As the country has sunk deeper into civil war, rights activists fear the militarisation of society could further exclude women from public discourse.
Lin Htet Aung, a former military captain who defected after the coup, was identified as a manelist by Manels Watch and has threatened to sue the campaign.
“There are topics specifically related to men, and that’s why we sometimes see manels,” he said. Referring to Manels Watch, he added, “They tarnish our image in front of the world.”
For International Women’s Day in March 2023, Ying Lao arranged an exhibition in Chiang Mai. Its tagline declared: “A manel a day keeps democracy away.”

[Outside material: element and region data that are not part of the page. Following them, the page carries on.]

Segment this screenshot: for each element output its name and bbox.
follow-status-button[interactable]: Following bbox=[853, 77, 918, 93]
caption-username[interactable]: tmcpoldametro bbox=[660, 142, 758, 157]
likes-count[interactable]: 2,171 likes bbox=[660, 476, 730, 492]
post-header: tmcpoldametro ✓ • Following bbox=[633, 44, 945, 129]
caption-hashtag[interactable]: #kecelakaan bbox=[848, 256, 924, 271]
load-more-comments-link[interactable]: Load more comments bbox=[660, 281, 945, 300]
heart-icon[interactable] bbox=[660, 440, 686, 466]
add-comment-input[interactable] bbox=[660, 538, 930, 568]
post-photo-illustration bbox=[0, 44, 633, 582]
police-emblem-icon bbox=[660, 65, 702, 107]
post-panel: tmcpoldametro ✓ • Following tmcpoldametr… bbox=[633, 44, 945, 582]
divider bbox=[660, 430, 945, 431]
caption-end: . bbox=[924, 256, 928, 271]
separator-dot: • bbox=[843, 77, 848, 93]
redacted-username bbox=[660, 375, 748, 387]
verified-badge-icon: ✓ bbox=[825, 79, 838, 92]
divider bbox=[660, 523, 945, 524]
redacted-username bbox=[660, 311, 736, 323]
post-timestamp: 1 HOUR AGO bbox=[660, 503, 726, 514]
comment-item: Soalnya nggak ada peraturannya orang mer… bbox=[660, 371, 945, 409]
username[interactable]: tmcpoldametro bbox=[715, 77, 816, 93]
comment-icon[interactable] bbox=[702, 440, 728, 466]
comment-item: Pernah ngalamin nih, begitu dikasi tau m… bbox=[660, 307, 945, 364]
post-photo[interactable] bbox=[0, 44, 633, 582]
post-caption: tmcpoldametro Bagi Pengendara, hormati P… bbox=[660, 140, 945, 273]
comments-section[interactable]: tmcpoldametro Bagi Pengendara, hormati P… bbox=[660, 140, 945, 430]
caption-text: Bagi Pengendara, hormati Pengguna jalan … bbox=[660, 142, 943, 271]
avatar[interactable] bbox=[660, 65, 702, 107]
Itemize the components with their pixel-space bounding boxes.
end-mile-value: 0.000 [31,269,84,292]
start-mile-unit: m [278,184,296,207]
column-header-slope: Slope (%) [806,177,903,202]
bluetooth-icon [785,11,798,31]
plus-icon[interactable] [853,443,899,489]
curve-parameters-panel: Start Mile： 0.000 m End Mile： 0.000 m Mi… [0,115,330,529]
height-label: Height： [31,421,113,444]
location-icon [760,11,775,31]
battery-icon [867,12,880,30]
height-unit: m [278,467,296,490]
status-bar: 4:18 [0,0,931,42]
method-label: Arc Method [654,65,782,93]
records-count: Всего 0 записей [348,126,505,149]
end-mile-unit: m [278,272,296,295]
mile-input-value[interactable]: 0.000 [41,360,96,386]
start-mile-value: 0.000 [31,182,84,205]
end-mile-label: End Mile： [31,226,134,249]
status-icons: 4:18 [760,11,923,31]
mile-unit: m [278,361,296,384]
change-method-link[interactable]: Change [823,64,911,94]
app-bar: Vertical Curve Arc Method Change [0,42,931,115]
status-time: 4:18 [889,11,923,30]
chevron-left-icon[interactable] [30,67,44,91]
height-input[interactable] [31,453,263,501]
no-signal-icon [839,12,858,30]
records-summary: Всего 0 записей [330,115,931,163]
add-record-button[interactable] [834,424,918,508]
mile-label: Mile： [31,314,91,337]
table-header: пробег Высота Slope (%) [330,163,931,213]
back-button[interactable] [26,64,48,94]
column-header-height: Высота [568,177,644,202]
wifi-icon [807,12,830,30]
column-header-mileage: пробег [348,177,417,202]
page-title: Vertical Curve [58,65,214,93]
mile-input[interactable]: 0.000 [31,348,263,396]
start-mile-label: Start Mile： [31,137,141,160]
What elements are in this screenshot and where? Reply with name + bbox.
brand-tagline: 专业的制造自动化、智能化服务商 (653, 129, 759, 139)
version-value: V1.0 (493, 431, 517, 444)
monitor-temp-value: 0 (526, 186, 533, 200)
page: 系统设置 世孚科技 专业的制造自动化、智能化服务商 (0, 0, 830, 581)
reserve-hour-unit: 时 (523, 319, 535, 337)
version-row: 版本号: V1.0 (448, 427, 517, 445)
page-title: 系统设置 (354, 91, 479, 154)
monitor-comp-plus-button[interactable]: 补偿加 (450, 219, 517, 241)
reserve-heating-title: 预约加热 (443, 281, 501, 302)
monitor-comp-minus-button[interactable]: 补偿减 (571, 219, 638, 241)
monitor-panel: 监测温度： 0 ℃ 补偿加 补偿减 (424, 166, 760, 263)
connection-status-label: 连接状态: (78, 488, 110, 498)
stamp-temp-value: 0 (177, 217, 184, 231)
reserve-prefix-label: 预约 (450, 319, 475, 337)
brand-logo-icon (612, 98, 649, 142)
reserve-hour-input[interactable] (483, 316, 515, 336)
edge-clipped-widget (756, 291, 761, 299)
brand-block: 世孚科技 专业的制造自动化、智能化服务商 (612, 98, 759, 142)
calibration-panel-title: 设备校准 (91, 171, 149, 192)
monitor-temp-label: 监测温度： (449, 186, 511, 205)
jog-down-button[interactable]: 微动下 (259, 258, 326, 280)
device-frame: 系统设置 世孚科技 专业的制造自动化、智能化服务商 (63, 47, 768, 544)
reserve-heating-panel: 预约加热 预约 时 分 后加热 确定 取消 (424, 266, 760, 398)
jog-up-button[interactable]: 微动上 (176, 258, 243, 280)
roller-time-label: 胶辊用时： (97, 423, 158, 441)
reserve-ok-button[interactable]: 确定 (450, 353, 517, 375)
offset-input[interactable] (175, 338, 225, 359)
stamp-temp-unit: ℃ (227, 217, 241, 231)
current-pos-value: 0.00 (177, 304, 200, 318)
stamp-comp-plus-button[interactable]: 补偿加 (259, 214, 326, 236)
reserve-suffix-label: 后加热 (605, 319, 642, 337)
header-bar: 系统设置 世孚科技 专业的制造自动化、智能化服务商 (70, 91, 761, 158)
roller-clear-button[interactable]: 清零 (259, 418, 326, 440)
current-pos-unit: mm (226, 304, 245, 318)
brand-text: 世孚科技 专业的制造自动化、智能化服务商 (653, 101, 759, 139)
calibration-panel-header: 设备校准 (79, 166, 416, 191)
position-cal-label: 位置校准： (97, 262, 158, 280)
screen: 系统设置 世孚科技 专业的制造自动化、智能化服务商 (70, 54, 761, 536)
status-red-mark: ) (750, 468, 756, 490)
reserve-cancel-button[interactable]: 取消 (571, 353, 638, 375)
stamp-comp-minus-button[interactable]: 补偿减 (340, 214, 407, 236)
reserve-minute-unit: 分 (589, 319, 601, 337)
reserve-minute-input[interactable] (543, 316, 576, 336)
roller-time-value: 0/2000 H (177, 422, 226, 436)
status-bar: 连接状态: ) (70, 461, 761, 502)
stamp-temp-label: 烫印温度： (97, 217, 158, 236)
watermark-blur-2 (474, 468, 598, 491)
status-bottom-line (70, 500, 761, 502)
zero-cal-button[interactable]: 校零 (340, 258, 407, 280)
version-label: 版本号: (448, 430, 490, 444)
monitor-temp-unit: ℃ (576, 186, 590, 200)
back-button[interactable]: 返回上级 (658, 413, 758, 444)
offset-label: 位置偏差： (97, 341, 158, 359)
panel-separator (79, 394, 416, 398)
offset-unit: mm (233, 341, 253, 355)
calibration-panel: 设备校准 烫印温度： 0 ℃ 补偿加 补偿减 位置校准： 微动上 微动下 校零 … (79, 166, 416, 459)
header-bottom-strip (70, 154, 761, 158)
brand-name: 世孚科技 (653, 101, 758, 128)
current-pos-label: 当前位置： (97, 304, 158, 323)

Visitors gazed at screenshots and pictures of hundreds of manelists staring at them from posters. There was a bingo board showcasing common excuses used by manel organisers to explain the lack of female voices (“We couldn’t find any women experts”) and advice on what to do when invited to an event with no female experts (“Let your no-manels policy be known and ask organisers who the other speakers are in advance”).
Ying Lao received sexist hate mail, among them messages that she interpreted as threats.
Last October, Ying Lao and her team invited gender equality activists from Indonesia and Thailand to join them and took the exhibit to Bangkok.
Because of her confrontational approach, Ying Lao has been described as “too much” or “fixated.” Her colleagues reject that criticism as sexist.
“If a man is acting like this, they say he’s decisive and principled,” said Nang Moet Moet, general secretary of the Women’s League of Burma, which co-sponsored the exhibitions. “For women, they say we are aggressive.”
The campaign has also been criticised for being too casual about its methodology, such as ranking a “manelist of the year” while admitting that its data collection is not systematic. It has also been accused of invading people’s privacy.
But that is an incorrect appraisal of Ying Lao’s efforts, said Debbie Stothard, director of Altsean-Burma, a regional rights group supporting women’s empowerment in Myanmar.
“They’re shifting attitudes, and that is really positive,” she said. “Men now say, ‘No, no no, we’re not manelists.’ It’s too embarrassing to be outed as one.”